PARCOURS D’ÉMIGRATION ET VIOLENCES CONJUGALES :
UNE HISTOIRE VÉCUE
Nadia
Nantes
Je suis une femme algérienne, j’ai 26 ans. Je vivais avec ma famille en Algérie dans une ambiance très agréable, je ne manquais de rien. J’avais l’amour et la protection de mes parents, tout allait pour le mieux. Jusqu’au 5 juillet 2004, mon histoire a commencé avec mon mari, c’était notre voisin et l’ami de mon oncle à la fois. Il était venu en Algérie pour passer des vacances, parce qu’il vivait en France. Je le connaissais depuis longtemps mais une nouvelle attirance est née entre nous. Il a demandé ma main à mes parents, qui ont accepté, je vivais enfin une vraie histoire d’amour. On était comblé, heureux, amoureux, on comptait les jours pour être enfin ensemble, sous le même toit. On avait des tas de projets pour l’avenir, comme tous les couples qui s’aiment. Il n’a pu rester qu’un mois et il est rentré en France, mais il est revenu en Algérie pour fêter nos fiançailles, et nous nous sommes mariés le 14 octobre 2004 à la mairie.
Il travaillait à Marseille, et faisait des allers-retours réguliers pour me voir dès qu’une occasion se présentait. Il m’appelait presque tous les jours et m’achetait des cadeaux. Il était si impatient que je le rejoigne en France. Il a fait toutes les démarches pour qu’on lui donne un livret de famille. Je m’attendais à une belle vie à ses côtés surtout avec tout l’amour qu’on avait l’un pour l’autre. Le 4 mars 2006, je suis arrivée en France, avec un visa de trois mois conjoint de français, je voyais la vie en rose, nous vivions ensemble à Marseille. J’y ai vécu 20 jours heureuse !
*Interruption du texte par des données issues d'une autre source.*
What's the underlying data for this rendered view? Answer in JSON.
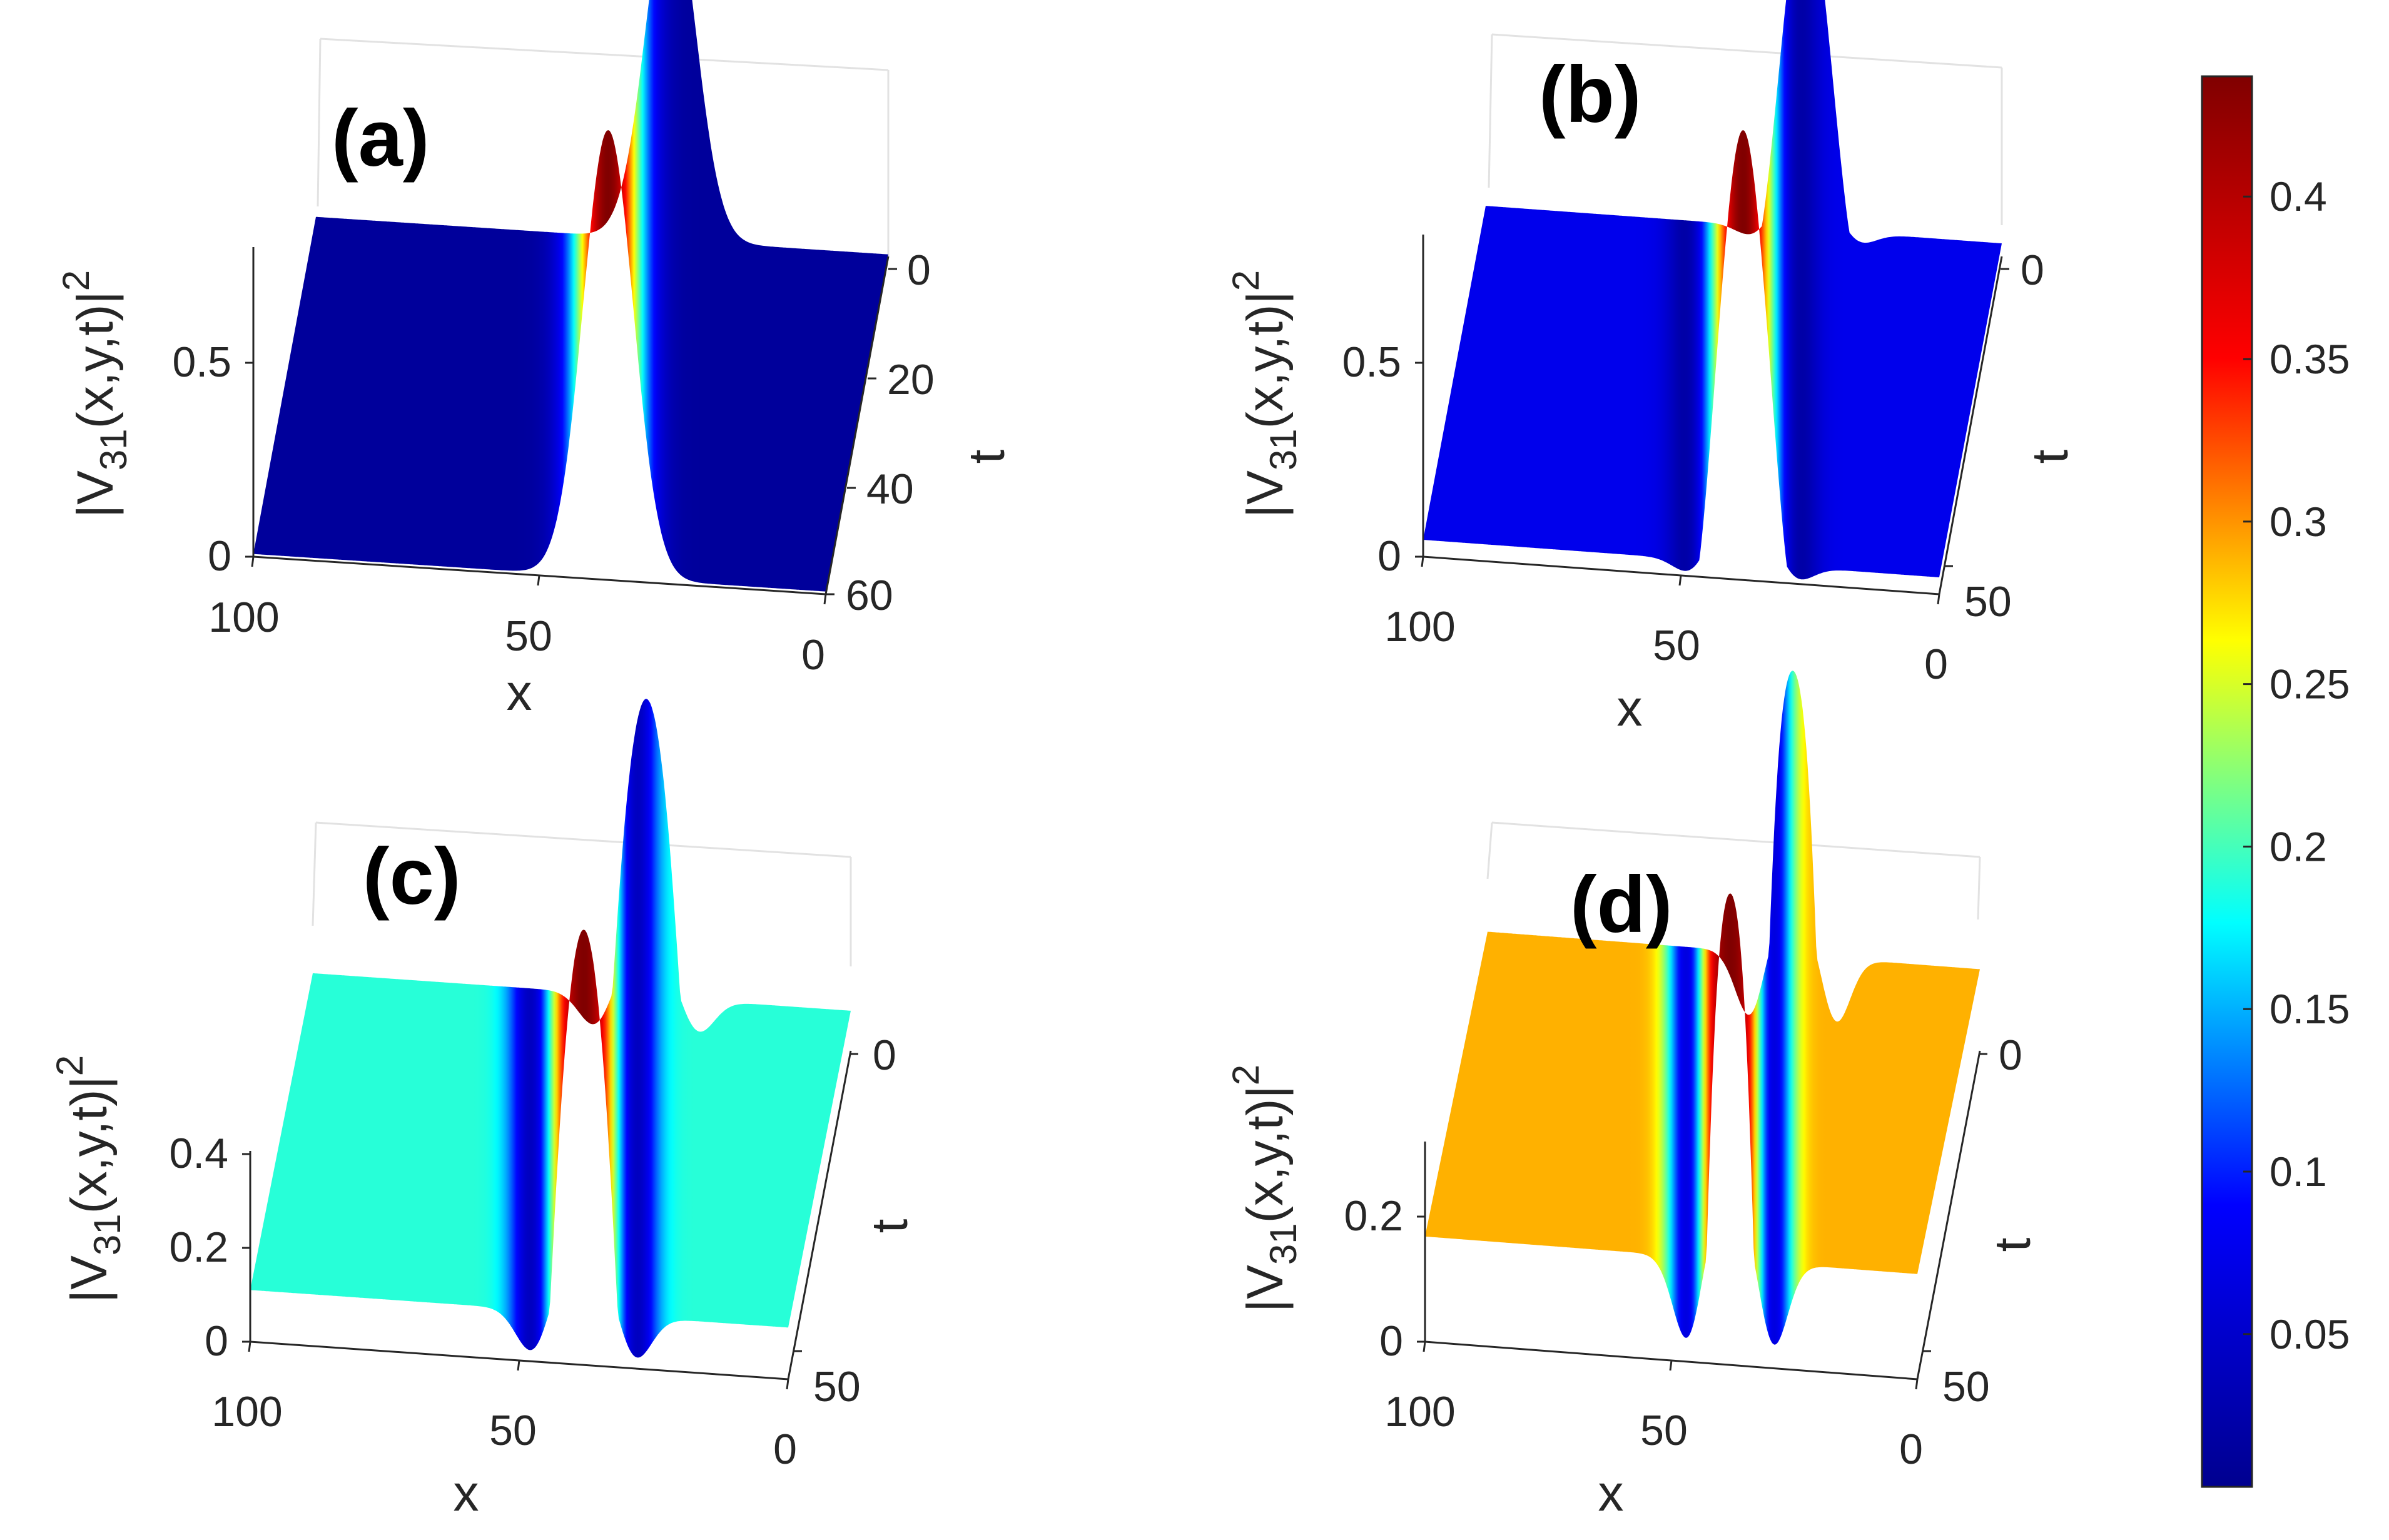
{
  "colormap": {
    "name": "jet",
    "stops": [
      "#00008f",
      "#0000ff",
      "#00ffff",
      "#ffff00",
      "#ff0000",
      "#800000"
    ],
    "range": [
      0.003,
      0.437
    ],
    "tick_values": [
      0.05,
      0.1,
      0.15,
      0.2,
      0.25,
      0.3,
      0.35,
      0.4
    ],
    "tick_labels": [
      "0.05",
      "0.1",
      "0.15",
      "0.2",
      "0.25",
      "0.3",
      "0.35",
      "0.4"
    ]
  },
  "chart_data": [
    {
      "type": "surface",
      "panel_label": "(a)",
      "xlabel": "x",
      "ylabel": "t",
      "zlabel": "|V",
      "zlabel_sub": "31",
      "zlabel_rest": "(x,y,t)|",
      "zlabel_sup": "2",
      "x_ticks": [
        "100",
        "50",
        "0"
      ],
      "t_ticks": [
        "0",
        "20",
        "40",
        "60"
      ],
      "z_ticks": [
        "0",
        "0.5"
      ],
      "background_value": 0.012,
      "peak_value": 0.437,
      "peak_x": 38,
      "dip_depth": 0,
      "dip_offset": 0
    },
    {
      "type": "surface",
      "panel_label": "(b)",
      "xlabel": "x",
      "ylabel": "t",
      "zlabel": "|V",
      "zlabel_sub": "31",
      "zlabel_rest": "(x,y,t)|",
      "zlabel_sup": "2",
      "x_ticks": [
        "100",
        "50",
        "0"
      ],
      "t_ticks": [
        "0",
        "50"
      ],
      "z_ticks": [
        "0",
        "0.5"
      ],
      "background_value": 0.075,
      "peak_value": 0.437,
      "peak_x": 38,
      "dip_depth": 0.075,
      "dip_offset": 8
    },
    {
      "type": "surface",
      "panel_label": "(c)",
      "xlabel": "x",
      "ylabel": "t",
      "zlabel": "|V",
      "zlabel_sub": "31",
      "zlabel_rest": "(x,y,t)|",
      "zlabel_sup": "2",
      "x_ticks": [
        "100",
        "50",
        "0"
      ],
      "t_ticks": [
        "0",
        "50"
      ],
      "z_ticks": [
        "0",
        "0.2",
        "0.4"
      ],
      "background_value": 0.19,
      "peak_value": 0.437,
      "peak_x": 38,
      "dip_depth": 0.19,
      "dip_offset": 7
    },
    {
      "type": "surface",
      "panel_label": "(d)",
      "xlabel": "x",
      "ylabel": "t",
      "zlabel": "|V",
      "zlabel_sub": "31",
      "zlabel_rest": "(x,y,t)|",
      "zlabel_sup": "2",
      "x_ticks": [
        "100",
        "50",
        "0"
      ],
      "t_ticks": [
        "0",
        "50"
      ],
      "z_ticks": [
        "0",
        "0.2"
      ],
      "background_value": 0.29,
      "peak_value": 0.437,
      "peak_x": 38,
      "dip_depth": 0.29,
      "dip_offset": 6
    }
  ]
}
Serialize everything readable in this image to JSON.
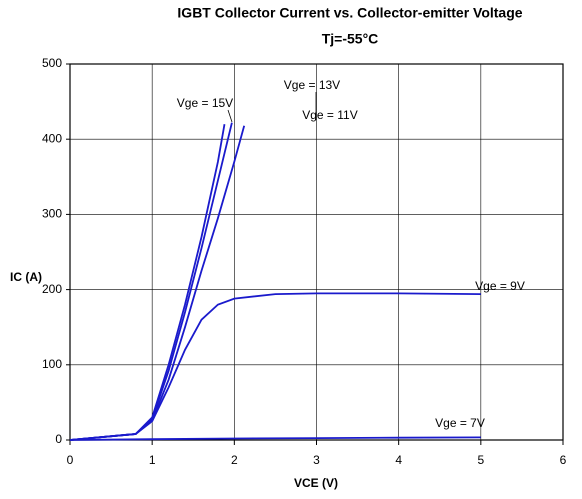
{
  "chart_data": {
    "type": "line",
    "title": "IGBT Collector Current vs. Collector-emitter Voltage",
    "subtitle": "Tj=-55°C",
    "x_label": "VCE (V)",
    "y_label": "IC (A)",
    "xlim": [
      0,
      6
    ],
    "ylim": [
      0,
      500
    ],
    "xticks": [
      0,
      1,
      2,
      3,
      4,
      5,
      6
    ],
    "yticks": [
      0,
      100,
      200,
      300,
      400,
      500
    ],
    "grid": true,
    "series": [
      {
        "name": "Vge = 15V",
        "color": "#1a1acc",
        "x": [
          0,
          0.8,
          1.0,
          1.2,
          1.4,
          1.6,
          1.8,
          1.88
        ],
        "values": [
          0,
          8,
          30,
          100,
          180,
          270,
          370,
          420
        ]
      },
      {
        "name": "Vge = 13V",
        "color": "#1a1acc",
        "x": [
          0,
          0.8,
          1.0,
          1.2,
          1.4,
          1.6,
          1.8,
          1.97
        ],
        "values": [
          0,
          8,
          28,
          92,
          170,
          255,
          345,
          422
        ]
      },
      {
        "name": "Vge = 11V",
        "color": "#1a1acc",
        "x": [
          0,
          0.8,
          1.0,
          1.2,
          1.4,
          1.6,
          1.8,
          2.0,
          2.12
        ],
        "values": [
          0,
          8,
          26,
          80,
          150,
          225,
          295,
          370,
          418
        ]
      },
      {
        "name": "Vge = 9V",
        "color": "#1a1acc",
        "x": [
          0,
          0.8,
          1.0,
          1.2,
          1.4,
          1.6,
          1.8,
          2.0,
          2.5,
          3,
          4,
          5
        ],
        "values": [
          0,
          8,
          25,
          70,
          120,
          160,
          180,
          188,
          194,
          195,
          195,
          194
        ]
      },
      {
        "name": "Vge = 7V",
        "color": "#1a1acc",
        "x": [
          0,
          1,
          2,
          3,
          4,
          5
        ],
        "values": [
          0,
          1,
          2,
          2.5,
          3,
          3.5
        ]
      }
    ]
  }
}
Les violences sont très vite arrivées. Un peu plus de deux semaines après mon arrivée, son comportement a commencé à changer. Il n’était déjà plus le même et je découvrais mon « vrai mari ». Il était doux, amoureux. Il est devenu agressif. Un matin il s’est levé en m’annonçant son intention de demander le divorce, avec tout l’amour qu’il prétendait avoir pour moi. A chaque fois que je lui demandais pourquoi il voulait divorcer, il répétait sans cesse « je n’ai rien à te reprocher, le problème vient de moi, tu mérites mieux que moi ». Et puis, j’ai découvert les autres femmes.
Le 30 avril 2006, j’ai déposé une première main courante, il m’a donné des coups aux bras et m’a jeté dehors. La liste est longue : le 2 mai 2006, plainte pour violence conjugale, j’ai eu un arrêt de travail de 3 jours. Le 14 juin 2006, plainte pour violence conjugale avec arrêt de 15 jours et une attèle pendant 21 jours. Puis, est arrivé le harcèlement moral. Il ne me donnait rien pour me nourrir.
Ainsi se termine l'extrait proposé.